Take a flying drone for a walk

Nov 22, 2013 /

QWA-category-Drones

“When I started working in this field, the word ‘drone’ wasn’t used at all!” Sergei Lupashin says a little plaintively. “We called them UAVs, unmanned aerial vehicles, and they were clearly flying robots. Nowadays it’s all a bit more mixed up; you have to take extra steps to convince people that what you’re doing is flying a cell phone and not a miniaturized Predator.”

Lupashin, it seems, has answered questions about the state of play in drone-land before. That’s not surprising. The Russian born, Zurich-based academic and researcher, who was recently announced among the 2014 class of TED Fellows, spent five years at one of the more prominent research laboratories working in this space. As a part of Raffaello d’Andrea’s team at the Swiss Federal Institute of Technology in Zurich, he was the chief architect of the Flying Machine Arena, a space “where flying robots live and learn.” (Check out d’Andrea’s talk, in which he showed off the FMA and quadrocopters demonstrating the concept of “machine athleticism.”)

Now, Lupashin is in love with a new idea, and it’s a lyrical, poetic one. Put simply, Fotokite is a flying drone on a leash.

“It’s an extremely simple idea. Basically you attach a piece of string to an off-the-shelf quadrocopter,” he explains by phone. “Then you use fancy algorithms and you get this very intuitive, direct, immediate and safe control of a flying vehicle. It is very kite-like; there’s no remote control, no GPS. It’s very direct interaction.”

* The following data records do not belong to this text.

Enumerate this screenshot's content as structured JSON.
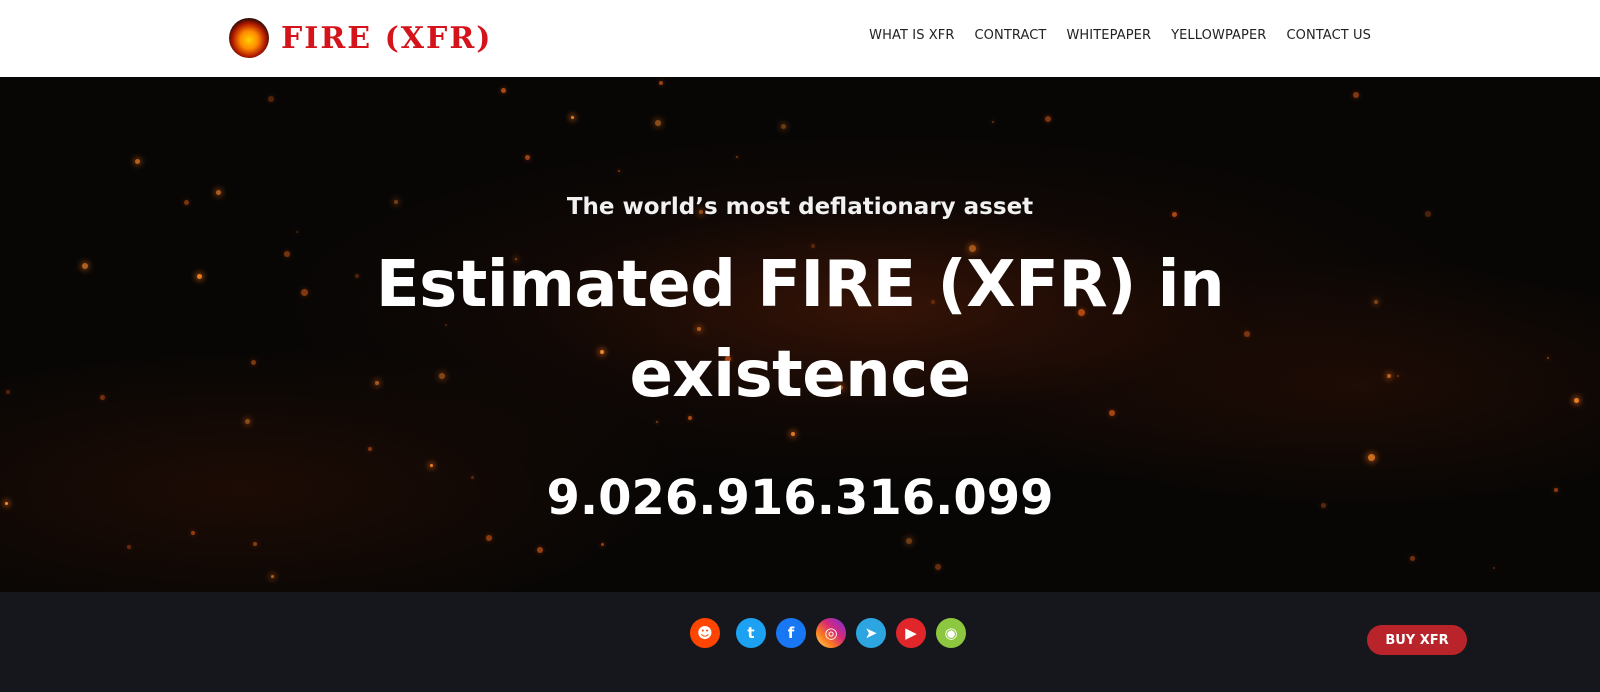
{
  "header": {
    "logo_text": "FIRE (XFR)",
    "nav": [
      {
        "label": "WHAT IS XFR"
      },
      {
        "label": "CONTRACT"
      },
      {
        "label": "WHITEPAPER"
      },
      {
        "label": "YELLOWPAPER"
      },
      {
        "label": "CONTACT US"
      }
    ]
  },
  "hero": {
    "tagline": "The world’s most deflationary asset",
    "headline_line1": "Estimated FIRE (XFR) in",
    "headline_line2": "existence",
    "counter": "9.026.916.316.099"
  },
  "footer": {
    "socials": [
      {
        "name": "reddit-icon",
        "glyph": "☻"
      },
      {
        "name": "twitter-icon",
        "glyph": "t"
      },
      {
        "name": "facebook-icon",
        "glyph": "f"
      },
      {
        "name": "instagram-icon",
        "glyph": "◎"
      },
      {
        "name": "telegram-icon",
        "glyph": "➤"
      },
      {
        "name": "youtube-icon",
        "glyph": "▶"
      },
      {
        "name": "coingecko-icon",
        "glyph": "◉"
      }
    ],
    "buy_label": "BUY XFR"
  },
  "colors": {
    "brand_red": "#d4141a",
    "button_red": "#b9242a",
    "footer_bg": "#15171c",
    "header_bg": "#ffffff",
    "spark_orange": "#ff8a2a"
  }
}
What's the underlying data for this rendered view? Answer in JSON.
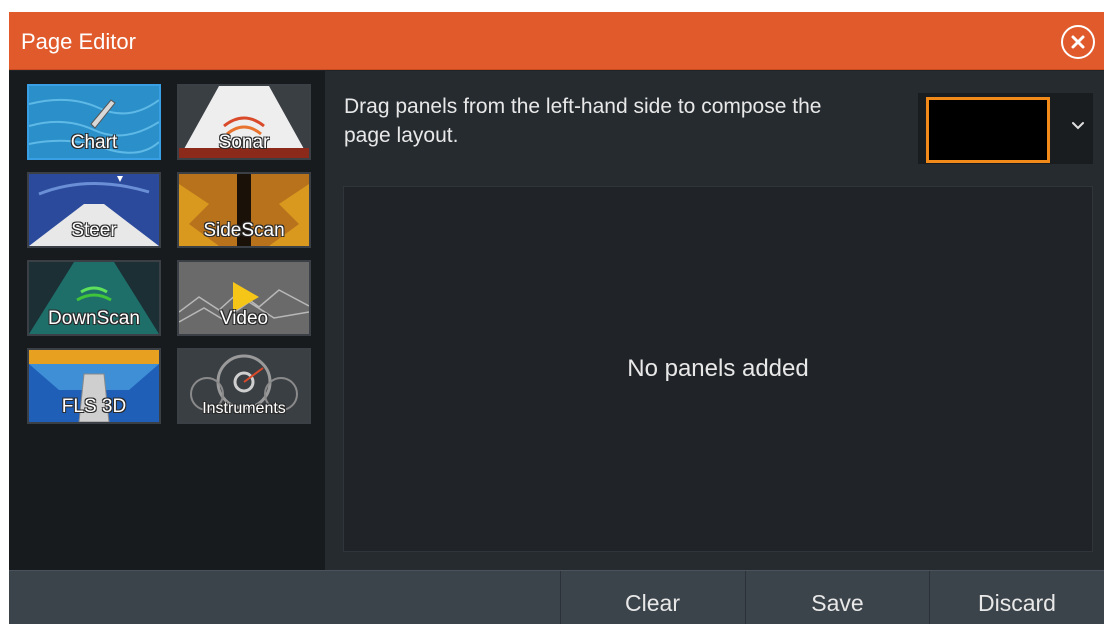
{
  "window": {
    "title": "Page Editor"
  },
  "panels": [
    {
      "id": "chart",
      "label": "Chart",
      "selected": true
    },
    {
      "id": "sonar",
      "label": "Sonar",
      "selected": false
    },
    {
      "id": "steer",
      "label": "Steer",
      "selected": false
    },
    {
      "id": "sidescan",
      "label": "SideScan",
      "selected": false
    },
    {
      "id": "downscan",
      "label": "DownScan",
      "selected": false
    },
    {
      "id": "video",
      "label": "Video",
      "selected": false
    },
    {
      "id": "fls3d",
      "label": "FLS 3D",
      "selected": false
    },
    {
      "id": "instruments",
      "label": "Instruments",
      "selected": false
    }
  ],
  "main": {
    "instruction": "Drag panels from the left-hand side to compose the page layout.",
    "empty_message": "No panels added"
  },
  "footer": {
    "clear_label": "Clear",
    "save_label": "Save",
    "discard_label": "Discard"
  },
  "colors": {
    "title_bar": "#e05a2c",
    "selection": "#3aa0e6",
    "layout_highlight": "#f28a1a"
  }
}
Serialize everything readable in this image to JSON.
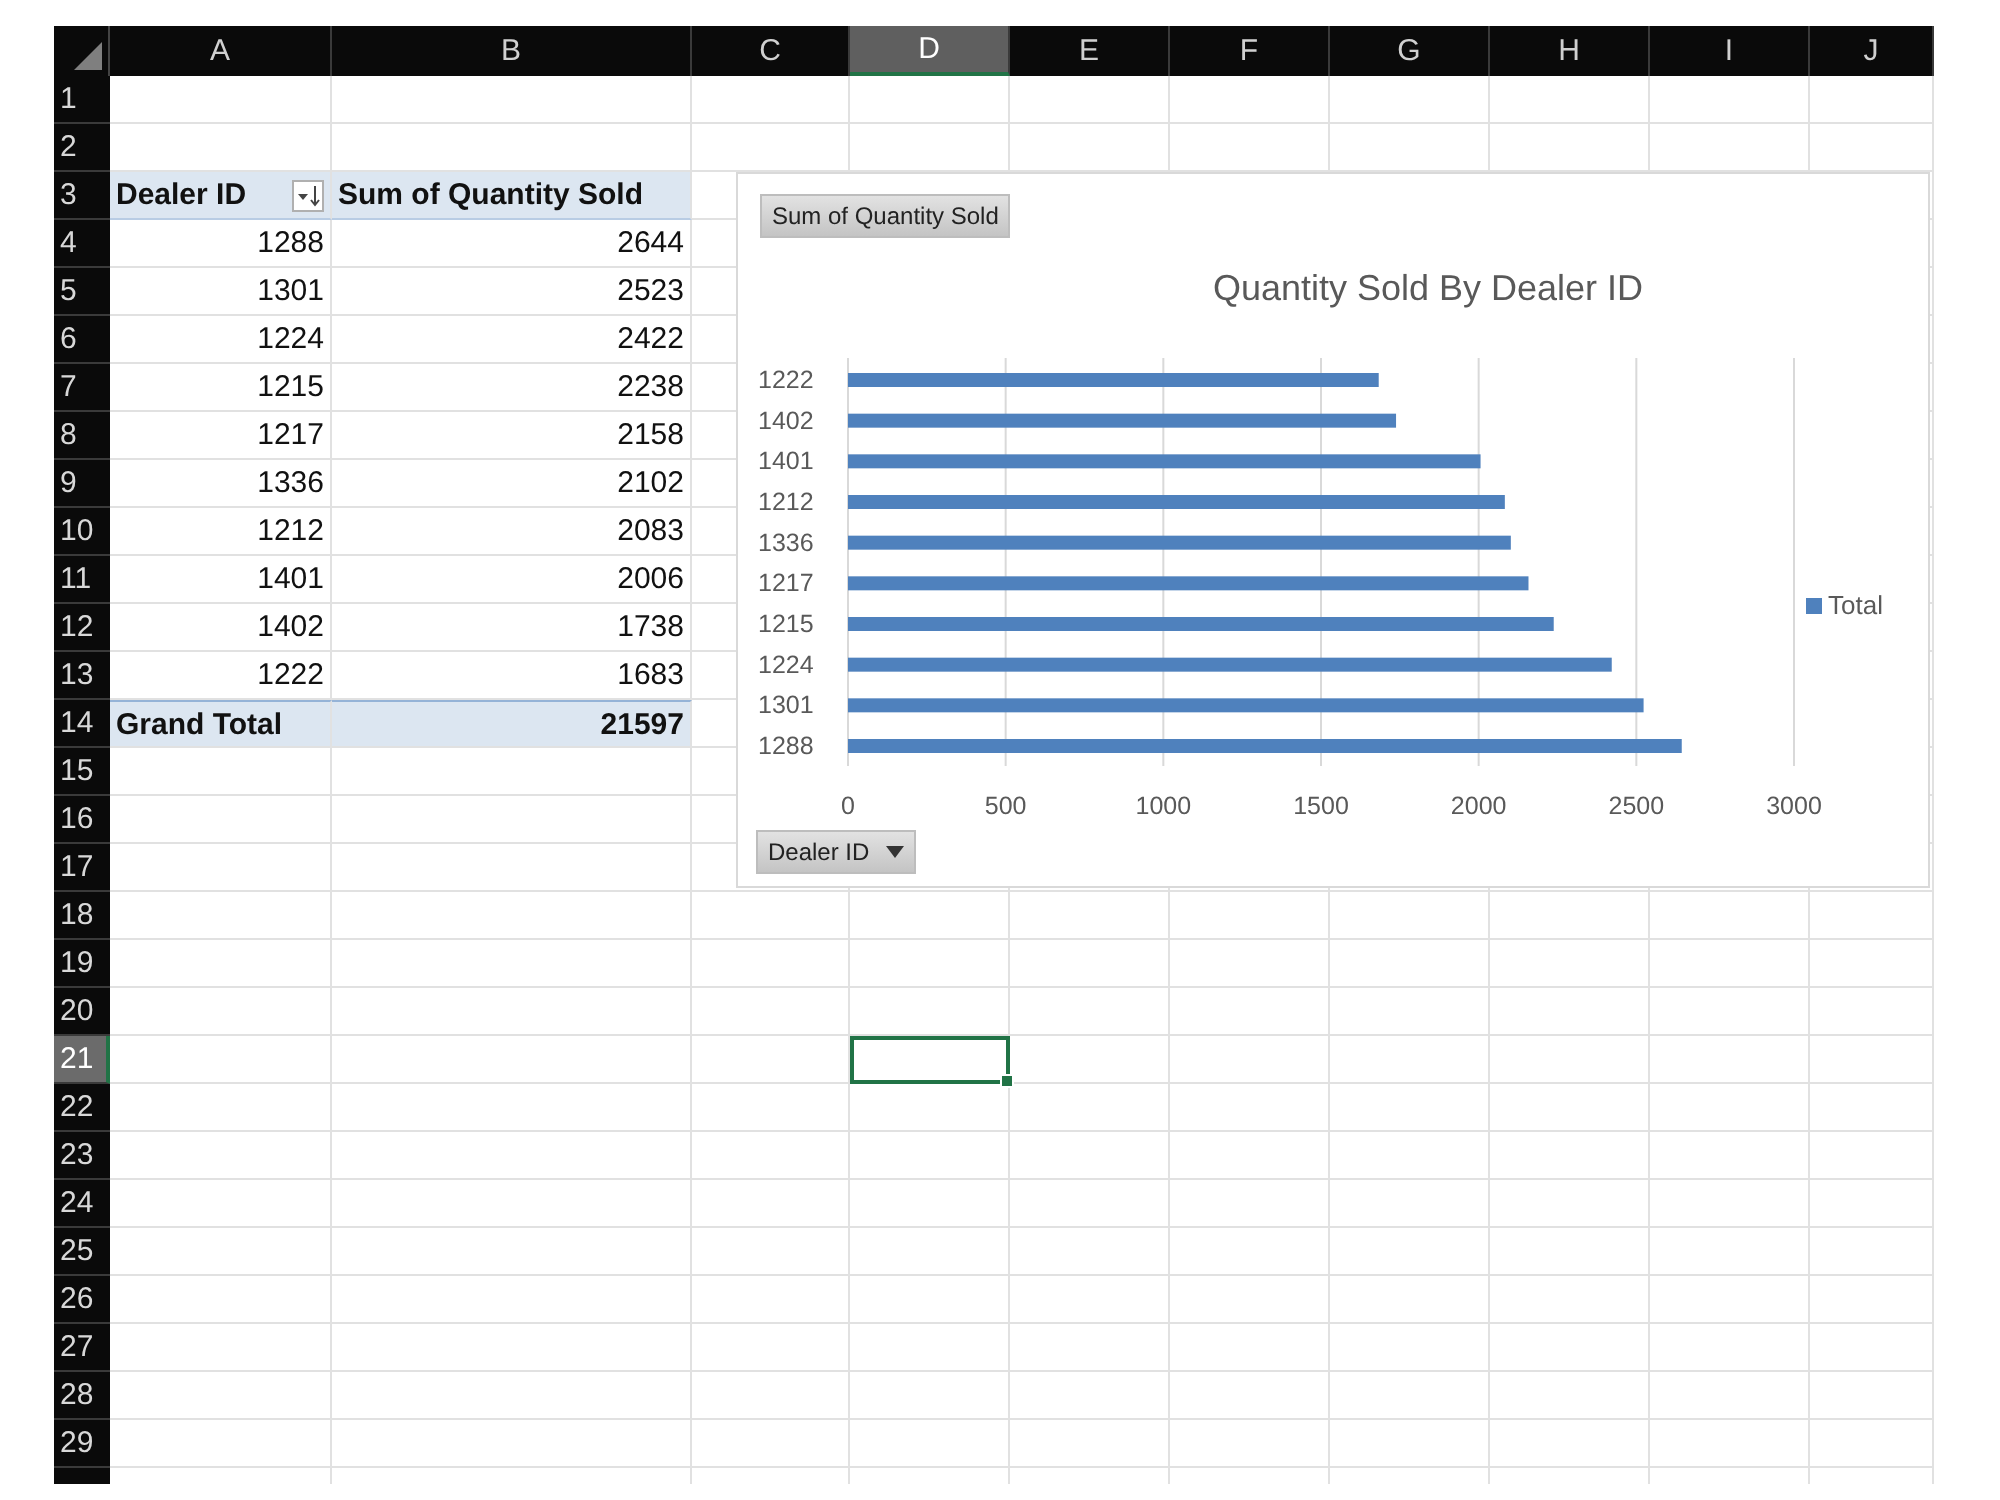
{
  "column_headers": [
    {
      "label": "A",
      "selected": false
    },
    {
      "label": "B",
      "selected": false
    },
    {
      "label": "C",
      "selected": false
    },
    {
      "label": "D",
      "selected": true
    },
    {
      "label": "E",
      "selected": false
    },
    {
      "label": "F",
      "selected": false
    },
    {
      "label": "G",
      "selected": false
    },
    {
      "label": "H",
      "selected": false
    },
    {
      "label": "I",
      "selected": false
    },
    {
      "label": "J",
      "selected": false
    }
  ],
  "row_headers": [
    {
      "label": "1",
      "selected": false
    },
    {
      "label": "2",
      "selected": false
    },
    {
      "label": "3",
      "selected": false
    },
    {
      "label": "4",
      "selected": false
    },
    {
      "label": "5",
      "selected": false
    },
    {
      "label": "6",
      "selected": false
    },
    {
      "label": "7",
      "selected": false
    },
    {
      "label": "8",
      "selected": false
    },
    {
      "label": "9",
      "selected": false
    },
    {
      "label": "10",
      "selected": false
    },
    {
      "label": "11",
      "selected": false
    },
    {
      "label": "12",
      "selected": false
    },
    {
      "label": "13",
      "selected": false
    },
    {
      "label": "14",
      "selected": false
    },
    {
      "label": "15",
      "selected": false
    },
    {
      "label": "16",
      "selected": false
    },
    {
      "label": "17",
      "selected": false
    },
    {
      "label": "18",
      "selected": false
    },
    {
      "label": "19",
      "selected": false
    },
    {
      "label": "20",
      "selected": false
    },
    {
      "label": "21",
      "selected": true
    },
    {
      "label": "22",
      "selected": false
    },
    {
      "label": "23",
      "selected": false
    },
    {
      "label": "24",
      "selected": false
    },
    {
      "label": "25",
      "selected": false
    },
    {
      "label": "26",
      "selected": false
    },
    {
      "label": "27",
      "selected": false
    },
    {
      "label": "28",
      "selected": false
    },
    {
      "label": "29",
      "selected": false
    }
  ],
  "pivot_table": {
    "headers": [
      "Dealer ID",
      "Sum of Quantity Sold"
    ],
    "rows": [
      {
        "dealer_id": "1288",
        "quantity": "2644"
      },
      {
        "dealer_id": "1301",
        "quantity": "2523"
      },
      {
        "dealer_id": "1224",
        "quantity": "2422"
      },
      {
        "dealer_id": "1215",
        "quantity": "2238"
      },
      {
        "dealer_id": "1217",
        "quantity": "2158"
      },
      {
        "dealer_id": "1336",
        "quantity": "2102"
      },
      {
        "dealer_id": "1212",
        "quantity": "2083"
      },
      {
        "dealer_id": "1401",
        "quantity": "2006"
      },
      {
        "dealer_id": "1402",
        "quantity": "1738"
      },
      {
        "dealer_id": "1222",
        "quantity": "1683"
      }
    ],
    "total": {
      "label": "Grand Total",
      "value": "21597"
    }
  },
  "chart": {
    "value_field_button": "Sum of Quantity Sold",
    "axis_field_button": "Dealer ID",
    "chart_data": {
      "type": "bar",
      "orientation": "horizontal",
      "title": "Quantity Sold By Dealer ID",
      "categories": [
        "1222",
        "1402",
        "1401",
        "1212",
        "1336",
        "1217",
        "1215",
        "1224",
        "1301",
        "1288"
      ],
      "series": [
        {
          "name": "Total",
          "color": "#4f81bd",
          "values": [
            1683,
            1738,
            2006,
            2083,
            2102,
            2158,
            2238,
            2422,
            2523,
            2644
          ]
        }
      ],
      "xlim": [
        0,
        3000
      ],
      "xticks": [
        0,
        500,
        1000,
        1500,
        2000,
        2500,
        3000
      ],
      "grid": true
    }
  }
}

Lupashin is not the first to think about the possibilities of flying a camera. In 2011, Luke Geissbuhler attached a high-definition video camera to a weather balloon and sent it to space. That unbelievably cute stunt took eight months of testing and research… and the balloon was loaded with a bunch of equipment to protect the camera and bring it back to earth safely. Lupashin’s ambitions aren’t quite so stratospheric, and his drone is lightweight and minimal. “Basically, you turn it on, point it in the direction you want it to go, give it a gesture which tells it which direction to fly in and then it will maintain the same relevant angle to you as you walk around,” he explains. The entire machine consists of a flying platform, accelerometers and a rate giro to measure the speed of rotation, and a piece of string.

The Fotokite in action. Photo: Sergei Lupashin.
The Fotokite in action. Photo: Sergei Lupashin.

Lightweight it might be but Lupashin has already tried it out successfully in numerous venues, not least filming dancing hippies at Burning Man (see the video below). The canonical use for such a technology, he says, would be for firefighters who need to see a burning site from above. Wouldn’t the string burn up? Well, no. As he gently points out, there’s no reason a string has to be made from, you know, string. It could be made from any one of the many high-tech, lightweight, flame-proof materials now available. As for my concern that firemen shouldn’t be wandering into a burning building while flying a kite, even one that’s actually a drone, Lupashin argues that they don’t need to do that at all. “Oftentimes you don’t have to fly over a site, you just need a raised perspective,” he says.

In fact, refreshingly, he’s not obsessed with building a product to somehow save the world. Instead, he wants Fotokite to be a consumer product; if experts start to use it for their own purposes, that’s a great side benefit. He recently worked with a group of archaeologists working at a Roman ruin in Vienna. Previously, they’d taken photographs with a balloon, difficult to manage or control in the air. With Fotokite, they shot a bird’s eye view of the top of a 1000-year old Roman gate — the first time they had been able to see the top of the structure.

It’s early days for both Fotokite and for the industry itself. Lupashin is well aware of the emotion surrounding military drones, but he also knows probably better than most how nascent the field still is. “So many things still haven’t been explored,” he says. “I recently came back from a conference in Tokyo where someone showed a vehicle that was basically a wheel with a quadrocopter inside it. It could roll around, swim on a lake or fly. It was a completely new type of hybrid device. This really is just the beginning.”